Schließlich geht der erste Gott doch auf Shen Tes Beichte ein und versucht, die Untaten durch zahlreiche Ausreden zu verschleiern.
Im Gegensatz dazu stellt der zweite Gott zweifelnde Fragen bezüglich der Zukunft Shen Tes: „Aber wie soll sie weiterleben?“ (Z. 8). Der erste Gott hält weiterhin unbeirrt an seiner Meinung fest und es wird erkennbar, weshalb dem Gutsein Shen Tes eine solch große Bedeutung zukommt. Er möchte das Versagen der Götter nicht eingestehen und schon gar nicht die Welt verändern. Weiterhin verweigert er die Einsicht, dass die von den Göttern aufgestellten Gebote für einen Menschen in kapitalistischer Gesellschaft unmöglich zu erfüllen sind. Dies wird anhand folgender rhetorischer Fragen sowie der darauffolgenden Emphase sichtbar: „Sollen wir eingestehen, dass unsere Gebote tödlich sind? Sollen wir verzichten auf unsere Gebote? Niemals!“ (Z. 11-12). Er unterstreicht seine Illusion mit einem Lied, das von Shen Te als gutem Menschen berichtet. Auch das Niederlassen einer rosafarbenen Wolke (Z. 24) betont die realitätsferne Vorstellung der Götter.

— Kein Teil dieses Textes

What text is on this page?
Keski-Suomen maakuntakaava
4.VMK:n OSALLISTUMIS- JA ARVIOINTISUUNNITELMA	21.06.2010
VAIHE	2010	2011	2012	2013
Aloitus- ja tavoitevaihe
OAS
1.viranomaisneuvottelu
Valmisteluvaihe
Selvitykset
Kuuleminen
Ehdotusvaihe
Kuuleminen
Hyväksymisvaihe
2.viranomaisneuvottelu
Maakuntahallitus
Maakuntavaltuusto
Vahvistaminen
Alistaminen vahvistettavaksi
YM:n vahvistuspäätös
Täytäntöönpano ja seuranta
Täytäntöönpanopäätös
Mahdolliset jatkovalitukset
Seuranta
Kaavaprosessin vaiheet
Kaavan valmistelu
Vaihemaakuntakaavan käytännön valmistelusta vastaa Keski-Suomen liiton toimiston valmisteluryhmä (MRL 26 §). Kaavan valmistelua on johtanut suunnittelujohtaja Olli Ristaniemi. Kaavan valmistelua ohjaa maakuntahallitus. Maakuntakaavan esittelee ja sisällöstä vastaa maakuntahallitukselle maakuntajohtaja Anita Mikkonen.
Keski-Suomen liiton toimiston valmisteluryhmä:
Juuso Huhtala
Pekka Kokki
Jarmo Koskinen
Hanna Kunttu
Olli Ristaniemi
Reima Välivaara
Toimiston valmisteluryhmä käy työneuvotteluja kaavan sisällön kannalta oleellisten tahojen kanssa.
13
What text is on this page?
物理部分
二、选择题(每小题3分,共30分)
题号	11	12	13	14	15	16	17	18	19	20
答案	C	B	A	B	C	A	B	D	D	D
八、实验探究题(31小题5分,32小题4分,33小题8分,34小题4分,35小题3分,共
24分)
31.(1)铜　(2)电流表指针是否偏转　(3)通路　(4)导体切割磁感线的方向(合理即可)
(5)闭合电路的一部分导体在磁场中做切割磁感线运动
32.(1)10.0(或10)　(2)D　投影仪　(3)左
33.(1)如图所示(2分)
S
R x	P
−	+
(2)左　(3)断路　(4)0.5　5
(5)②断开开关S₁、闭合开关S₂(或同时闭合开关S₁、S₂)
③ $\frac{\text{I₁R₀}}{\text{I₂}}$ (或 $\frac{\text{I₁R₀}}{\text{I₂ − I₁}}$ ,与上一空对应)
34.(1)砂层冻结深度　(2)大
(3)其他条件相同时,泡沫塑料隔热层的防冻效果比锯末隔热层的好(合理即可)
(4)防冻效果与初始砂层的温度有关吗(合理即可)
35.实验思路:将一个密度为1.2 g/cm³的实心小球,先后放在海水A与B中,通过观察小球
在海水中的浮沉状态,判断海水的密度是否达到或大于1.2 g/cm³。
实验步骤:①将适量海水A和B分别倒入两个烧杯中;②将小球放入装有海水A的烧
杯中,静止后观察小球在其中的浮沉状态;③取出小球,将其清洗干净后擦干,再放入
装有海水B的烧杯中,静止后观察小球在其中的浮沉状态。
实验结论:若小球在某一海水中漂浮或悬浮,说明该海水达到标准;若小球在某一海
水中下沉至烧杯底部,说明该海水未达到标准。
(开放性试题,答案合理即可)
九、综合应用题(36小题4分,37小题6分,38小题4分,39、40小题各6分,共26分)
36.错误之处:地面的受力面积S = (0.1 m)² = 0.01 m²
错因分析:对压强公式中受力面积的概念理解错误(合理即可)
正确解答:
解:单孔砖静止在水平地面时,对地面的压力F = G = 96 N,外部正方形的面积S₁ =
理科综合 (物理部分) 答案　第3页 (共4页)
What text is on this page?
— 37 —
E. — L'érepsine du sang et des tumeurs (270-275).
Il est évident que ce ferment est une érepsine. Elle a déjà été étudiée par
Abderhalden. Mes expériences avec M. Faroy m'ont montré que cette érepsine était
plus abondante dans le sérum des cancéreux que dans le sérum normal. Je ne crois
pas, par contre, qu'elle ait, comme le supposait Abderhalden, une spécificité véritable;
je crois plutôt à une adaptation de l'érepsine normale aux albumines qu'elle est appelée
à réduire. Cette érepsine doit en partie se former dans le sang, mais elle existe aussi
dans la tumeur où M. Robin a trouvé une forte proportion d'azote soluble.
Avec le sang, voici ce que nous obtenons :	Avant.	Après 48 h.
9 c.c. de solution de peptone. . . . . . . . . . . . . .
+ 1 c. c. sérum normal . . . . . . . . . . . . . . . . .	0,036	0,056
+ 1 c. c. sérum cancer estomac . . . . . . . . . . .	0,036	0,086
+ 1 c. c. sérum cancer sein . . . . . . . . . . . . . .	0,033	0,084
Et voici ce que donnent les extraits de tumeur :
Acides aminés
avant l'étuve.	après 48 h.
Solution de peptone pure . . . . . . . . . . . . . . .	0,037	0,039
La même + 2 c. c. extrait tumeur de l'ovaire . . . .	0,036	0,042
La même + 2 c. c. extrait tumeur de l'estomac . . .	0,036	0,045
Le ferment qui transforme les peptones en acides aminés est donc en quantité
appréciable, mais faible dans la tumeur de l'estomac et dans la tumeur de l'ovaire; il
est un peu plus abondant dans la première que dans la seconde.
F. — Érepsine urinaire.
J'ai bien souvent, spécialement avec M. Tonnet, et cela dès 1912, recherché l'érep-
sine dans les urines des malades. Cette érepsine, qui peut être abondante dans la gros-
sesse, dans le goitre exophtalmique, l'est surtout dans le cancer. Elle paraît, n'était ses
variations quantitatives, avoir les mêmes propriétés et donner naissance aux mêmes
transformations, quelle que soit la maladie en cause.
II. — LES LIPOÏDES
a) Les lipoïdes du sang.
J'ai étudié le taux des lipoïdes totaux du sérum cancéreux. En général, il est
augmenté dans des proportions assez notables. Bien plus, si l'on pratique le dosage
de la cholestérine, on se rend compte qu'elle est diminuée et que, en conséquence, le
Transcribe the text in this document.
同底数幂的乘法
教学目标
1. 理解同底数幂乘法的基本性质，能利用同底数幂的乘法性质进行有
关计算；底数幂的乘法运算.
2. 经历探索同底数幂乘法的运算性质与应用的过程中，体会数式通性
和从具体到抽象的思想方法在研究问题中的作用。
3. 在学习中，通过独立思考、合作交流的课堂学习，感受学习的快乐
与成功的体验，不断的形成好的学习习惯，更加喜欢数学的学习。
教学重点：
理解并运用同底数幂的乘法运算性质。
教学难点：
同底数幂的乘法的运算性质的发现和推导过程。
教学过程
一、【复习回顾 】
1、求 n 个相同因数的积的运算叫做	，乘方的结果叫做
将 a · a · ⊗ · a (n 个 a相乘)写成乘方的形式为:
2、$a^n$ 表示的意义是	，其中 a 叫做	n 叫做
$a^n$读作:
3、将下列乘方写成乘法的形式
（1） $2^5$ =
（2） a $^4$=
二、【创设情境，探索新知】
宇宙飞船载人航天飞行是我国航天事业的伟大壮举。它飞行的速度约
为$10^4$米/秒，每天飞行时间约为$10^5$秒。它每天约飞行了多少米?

Shen Te verzweifelt in ihrer Ratlosigkeit und wird sich nochmals all ihrer schlechten Taten, die sie als Shui Ta begangen hat, bewusst. Man erkennt ihr schlechtes Gewissen und ihre Angst vor den Konsequenzen: „Wie soll ich den beiden guten Alten in die Augen schauen, die ihren Laden verloren haben, und dem Wasserverkäufer mit der steifen Hand?“ (Z. 26-27). Daraufhin spricht der erste Gott ihr gut zu und ermutigt sie, einfach gut zu handeln, um alle Probleme zu lösen. Jedoch weicht er von seinen ursprünglichen Bedingungen ab und erlaubt Shen Te, sich monatlich in ihren Vetter Shui Ta zu verwandeln, um seine Illusion aufrecht zu erhalten.
Schließlich verlassen die Götter den guten Menschen Shen Te preisend die Welt und lassen die ratlose und flehende Shen Te zurück.
Zusammenfassend kann man sagen, dass es sich bei dem untersuchten Gespräch um einen misslungenen Dialog handelt und sich somit meine zu Beginn aufgestellte These bestätigt. Die Antagonisten finden in ihren jeweiligen Intentionen nicht zueinander und der Interessenkonflikt wird nicht gelöst. Shen Te erhofft sich nach ihrer Beichte Ratschläge von den Göttern, wie sie ihre Untaten wieder gut machen könnte und auf welche Weise sie nun weiterleben soll. Die Götter jedoch streiten ihr Versagen und die Notwendigkeit einer Veränderung ab und verlassen die Welt schließlich.
In der Szene aus Brechts Drama wird der zentrale Konflikt zwischen dem Handeln als guter Mensch und dem Leben in einer kapitalistischen Gesellschaft deutlich. Außerdem erkennt man, dass dieser Konflikt nicht von einer höheren Macht wie den Göttern gelöst wird, sondern eine Veränderung und Besserung der Verhältnisse von allen Menschen gemeinsam ausgehen muss.